Sofia Preuss '23 and Grace Johnson '23, Staff Writer and Contributor

After a two-year disappearance, dormitory visitation has returned to Loomis Chaffee with a new framework and set of policies. The new program began for upperclassmen in mid-September, sparking excitement but also prompting many questions and concerns from students and faculty on campus.
“The landscape for independent schools has shifted dramatically,” Dean of Student Life and Wellness Jessica Matzkin said. “We are held to a much higher standard in terms of the safety and protection of our students. There have been a number of legal ramifications for schools that don’t have clear and well-structured visitation policies.”
The new guidelines are meant to create a safe and comfortable environment for all community members. These new initiatives require students to check in and out of the dorms they visit, adhere to new visiting hours, leave the lights on in rooms, and keep the doors of dorm rooms open.
“I think visitation will positively affect campus because it will show [students] how to be responsible and prudent with our actions and decisions and prepare us for the outside world,” Lucas De la Vega ’23 said.
In addition to emphasizing the safety of the Loomis student body, the new visitation policies were drafted to foster a more inclusive environment for all community members.
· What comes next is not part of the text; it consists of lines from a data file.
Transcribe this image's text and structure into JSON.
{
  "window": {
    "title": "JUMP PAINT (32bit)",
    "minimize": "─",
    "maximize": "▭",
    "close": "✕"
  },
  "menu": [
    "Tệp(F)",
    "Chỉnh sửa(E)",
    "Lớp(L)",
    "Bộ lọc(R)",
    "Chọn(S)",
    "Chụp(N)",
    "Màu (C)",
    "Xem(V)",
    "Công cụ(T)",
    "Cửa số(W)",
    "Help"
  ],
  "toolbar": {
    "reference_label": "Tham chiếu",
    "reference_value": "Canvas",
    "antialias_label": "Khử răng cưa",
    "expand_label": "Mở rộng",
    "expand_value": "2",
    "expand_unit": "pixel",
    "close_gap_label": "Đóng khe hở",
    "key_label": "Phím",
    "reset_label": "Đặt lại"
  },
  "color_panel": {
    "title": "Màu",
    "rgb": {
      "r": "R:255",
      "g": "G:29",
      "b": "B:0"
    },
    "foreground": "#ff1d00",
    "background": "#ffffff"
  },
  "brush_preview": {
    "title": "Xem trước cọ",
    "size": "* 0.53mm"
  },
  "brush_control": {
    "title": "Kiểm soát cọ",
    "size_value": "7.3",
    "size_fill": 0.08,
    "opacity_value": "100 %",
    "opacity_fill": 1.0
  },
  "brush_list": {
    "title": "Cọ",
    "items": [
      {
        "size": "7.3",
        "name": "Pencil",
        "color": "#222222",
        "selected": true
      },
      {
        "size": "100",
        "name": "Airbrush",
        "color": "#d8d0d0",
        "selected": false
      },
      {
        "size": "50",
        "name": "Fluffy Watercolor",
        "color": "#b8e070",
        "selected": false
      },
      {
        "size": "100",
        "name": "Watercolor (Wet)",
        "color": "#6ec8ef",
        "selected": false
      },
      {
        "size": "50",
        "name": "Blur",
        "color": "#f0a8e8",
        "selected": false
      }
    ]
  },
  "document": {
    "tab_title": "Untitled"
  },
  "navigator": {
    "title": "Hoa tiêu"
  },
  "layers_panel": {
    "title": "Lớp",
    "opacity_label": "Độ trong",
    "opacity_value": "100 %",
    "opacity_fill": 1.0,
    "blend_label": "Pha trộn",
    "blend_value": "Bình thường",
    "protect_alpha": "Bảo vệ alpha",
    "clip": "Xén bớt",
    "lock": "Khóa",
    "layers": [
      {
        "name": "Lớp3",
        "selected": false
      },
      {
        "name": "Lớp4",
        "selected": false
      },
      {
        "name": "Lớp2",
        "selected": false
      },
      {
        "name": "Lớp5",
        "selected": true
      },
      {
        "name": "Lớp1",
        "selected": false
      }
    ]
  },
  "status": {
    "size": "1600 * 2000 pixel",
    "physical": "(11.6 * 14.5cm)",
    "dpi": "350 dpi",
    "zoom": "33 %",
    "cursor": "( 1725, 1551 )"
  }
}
The guidelines created a uniform set of rules for all dorms on campus, including Flagg Hall, the school’s all-gender housing dormitory.
“[Independent schools] that have all-gender housing had to go through the same [process] that we did and ask, ‘Are we going to have two separate policies: one for all-gender housing and one for the rest of the community, or are we going to fix our visitation so that it is equitable, regardless of whether you live in all-gender housing or don’t?’” Dean Matzkin said.
Additionally, with the emergence of COVID-19 that prohibited dorm visitation, many groups of faculty and students began putting many hours into conversations about visitation addressing the need for change.
“When COVID happened we put visitation on pause … We were left with half the school never having experienced it, so it felt like if we were going to make the move, now was the right time for us.”
Due to visitation stopping the year after the pandemic struck and being limited last year, only this year’s seniors are familiar with LC’s prior visitation policy. Younger students do not have much to compare the school’s new policies to, which encouraged the institution to put these new guidelines into place as the school also relaxes COVID restrictions.
“I am very excited to be able to visit dorms again since I didn’t really get much of an experience my freshman year,” Emma Gregorski ’25 said, “I think visitation will have positive effects on students and inclusivity on campus.”
Underclassmen will begin having conversations surrounding visitation in the beginning of October, and, at that point, the entire school will begin participating in the brand new visitation guidelines, which are fully listed in the student handbook.
“I hope that visitation goes well,” Dean Matzkin said, “I always welcome conversations … so if people still have questions and they want to understand, they can come to talk to any of us.”